NUTCRACKER & THE MUSIC OF TCHAIKOVSKY
After the pair had worked together on The Sleeping Beauty, the choreographer Marius Petipa worked with Tchaikovsky to write the music for a new scenario he had chosen and written out, based on a version by Alexandre Dumas of Hoffmann’s story. Petipa instructed Tchaikovsky down to the last detail, including the tempo and the number of bars in each section.
What has always struck people about Tchaikovsky’s Nutcracker Suite is the astonishing sounds the composer gets from the orchestra – he brings the toys and sweets to life in music that somehow sounds like glittering cut-glass, crystallized ginger, and spun sugar. One innovation was Tchaikovsky’s use of the celesta, the instrument you hear in the ‘Dance of the Sugar-Plum Fairy’ (Petipa said he wanted this dance to sound “like drops of water shooting from a fountain”). The celesta is a keyboard instrument whose hammers hit metal plates, sounding similar to but softer than a glockenspiel; Tchaikovsky had heard one in Paris in 1891 and asked his publisher to buy one, hoping to keep it a secret so that no other Russian would compose music for the instrument before him.
Tchaikovsky’s Nutcracker Suite begins with an ‘Overture’ and ‘March’ before moving into dances from Act 2 of the ballet, which is set in the Land of Sweets. After the ‘Sugar Plum Fairy’s’ dance, we have ‘Russian,’ ‘Arabian,’ ‘Chinese,’ and ‘Reed Flute’ dances – though the ‘Arabian’ one (which Rattle calls “absolutely heartbreaking – how the strings and oboe and cor anglais sing out over it”) is actually based on a Georgian cradle song.
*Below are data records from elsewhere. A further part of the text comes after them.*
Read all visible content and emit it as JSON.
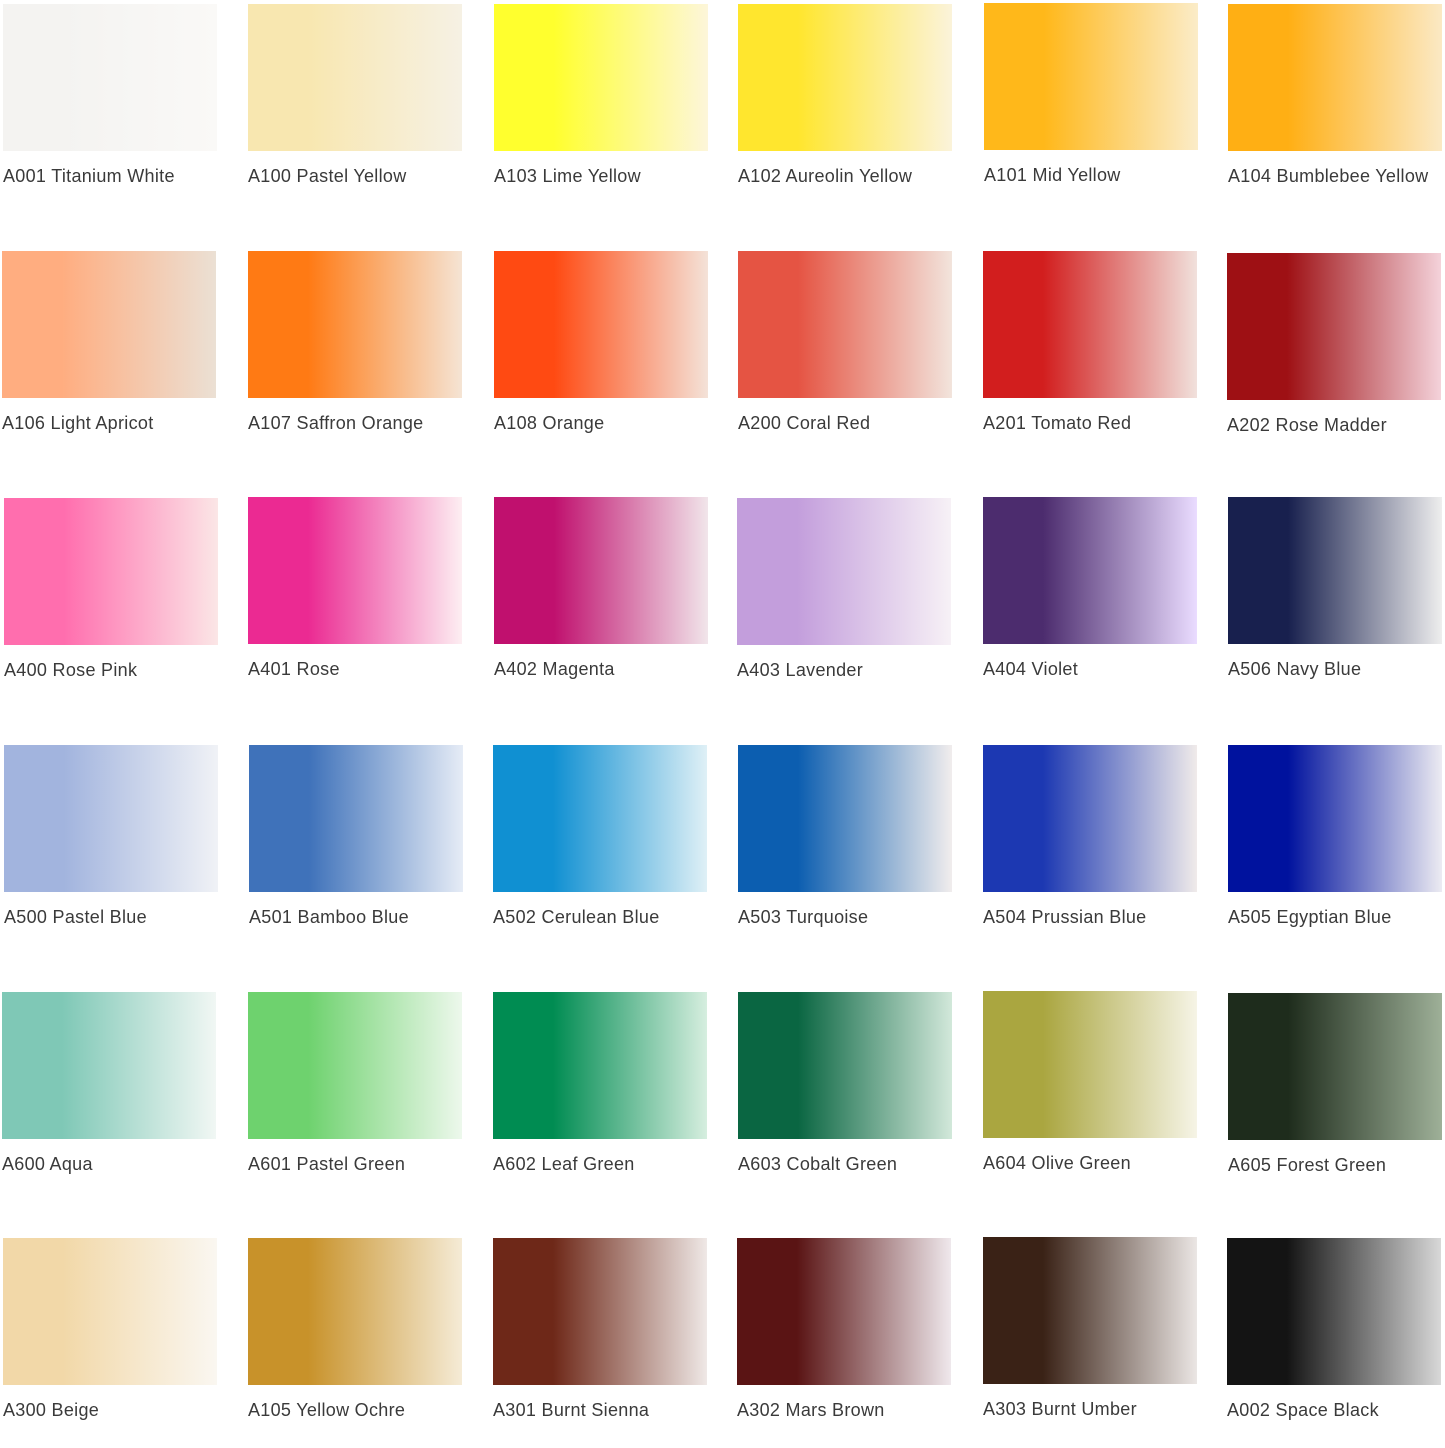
{
  "swatches": [
    {
      "label": "A001 Titanium White",
      "color": "#f4f3f1",
      "fade": "#faf9f7"
    },
    {
      "label": "A100 Pastel Yellow",
      "color": "#f8e7b0",
      "fade": "#f6f1e4"
    },
    {
      "label": "A103 Lime Yellow",
      "color": "#ffff2e",
      "fade": "#fdf6da"
    },
    {
      "label": "A102 Aureolin Yellow",
      "color": "#ffe62e",
      "fade": "#fbf3da"
    },
    {
      "label": "A101 Mid Yellow",
      "color": "#ffb81a",
      "fade": "#fbecc8"
    },
    {
      "label": "A104 Bumblebee Yellow",
      "color": "#ffaf14",
      "fade": "#fbe9c4"
    },
    {
      "label": "A106 Light Apricot",
      "color": "#ffad80",
      "fade": "#ebe0d4"
    },
    {
      "label": "A107 Saffron Orange",
      "color": "#ff7a14",
      "fade": "#f5e4d4"
    },
    {
      "label": "A108 Orange",
      "color": "#ff4a12",
      "fade": "#f4e2d8"
    },
    {
      "label": "A200 Coral Red",
      "color": "#e55443",
      "fade": "#f2e4dc"
    },
    {
      "label": "A201 Tomato Red",
      "color": "#d21e1e",
      "fade": "#f1e1dc"
    },
    {
      "label": "A202 Rose Madder",
      "color": "#9e1014",
      "fade": "#f4d2da"
    },
    {
      "label": "A400 Rose Pink",
      "color": "#ff6eae",
      "fade": "#fbe6e6"
    },
    {
      "label": "A401 Rose",
      "color": "#eb2a92",
      "fade": "#fdeef2"
    },
    {
      "label": "A402 Magenta",
      "color": "#c0106e",
      "fade": "#f1e5ea"
    },
    {
      "label": "A403 Lavender",
      "color": "#c39edc",
      "fade": "#f7f1f6"
    },
    {
      "label": "A404 Violet",
      "color": "#4c2c6e",
      "fade": "#eadcff"
    },
    {
      "label": "A506 Navy Blue",
      "color": "#18204e",
      "fade": "#eeeeee"
    },
    {
      "label": "A500 Pastel Blue",
      "color": "#a2b4de",
      "fade": "#f0f2f6"
    },
    {
      "label": "A501 Bamboo Blue",
      "color": "#3f72ba",
      "fade": "#e6ecf6"
    },
    {
      "label": "A502 Cerulean Blue",
      "color": "#1090d2",
      "fade": "#dff0f6"
    },
    {
      "label": "A503 Turquoise",
      "color": "#0c5eb0",
      "fade": "#f1eded"
    },
    {
      "label": "A504 Prussian Blue",
      "color": "#1c38b2",
      "fade": "#f0ebea"
    },
    {
      "label": "A505 Egyptian Blue",
      "color": "#00129e",
      "fade": "#ecebf2"
    },
    {
      "label": "A600 Aqua",
      "color": "#7fc8b6",
      "fade": "#f1f7f4"
    },
    {
      "label": "A601 Pastel Green",
      "color": "#6ed26e",
      "fade": "#edf8ec"
    },
    {
      "label": "A602 Leaf Green",
      "color": "#008c52",
      "fade": "#d6eedf"
    },
    {
      "label": "A603 Cobalt Green",
      "color": "#0a6642",
      "fade": "#d2e8da"
    },
    {
      "label": "A604 Olive Green",
      "color": "#aaa640",
      "fade": "#f6f4e6"
    },
    {
      "label": "A605 Forest Green",
      "color": "#1e2c1c",
      "fade": "#9eb098"
    },
    {
      "label": "A300 Beige",
      "color": "#f2d8a8",
      "fade": "#faf7f1"
    },
    {
      "label": "A105 Yellow Ochre",
      "color": "#c8922a",
      "fade": "#f5ebd6"
    },
    {
      "label": "A301 Burnt Sienna",
      "color": "#6e2818",
      "fade": "#efe8e6"
    },
    {
      "label": "A302 Mars Brown",
      "color": "#5a1414",
      "fade": "#efe8ec"
    },
    {
      "label": "A303 Burnt Umber",
      "color": "#3a2216",
      "fade": "#ebe6e4"
    },
    {
      "label": "A002 Space Black",
      "color": "#141414",
      "fade": "#d8d8d8"
    }
  ]
}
The Nutcracker Suite concludes with the famous ‘Waltz Of The Flowers’ evoking elegance and grandeur.
Most of the dances have a couple of ‘verses’ that use the same tune, just orchestrated differently. Notice how Tchaikovsky keeps the sound crystalline and transparent when he uses the whole orchestra, as when there are just a couple of flutes playing.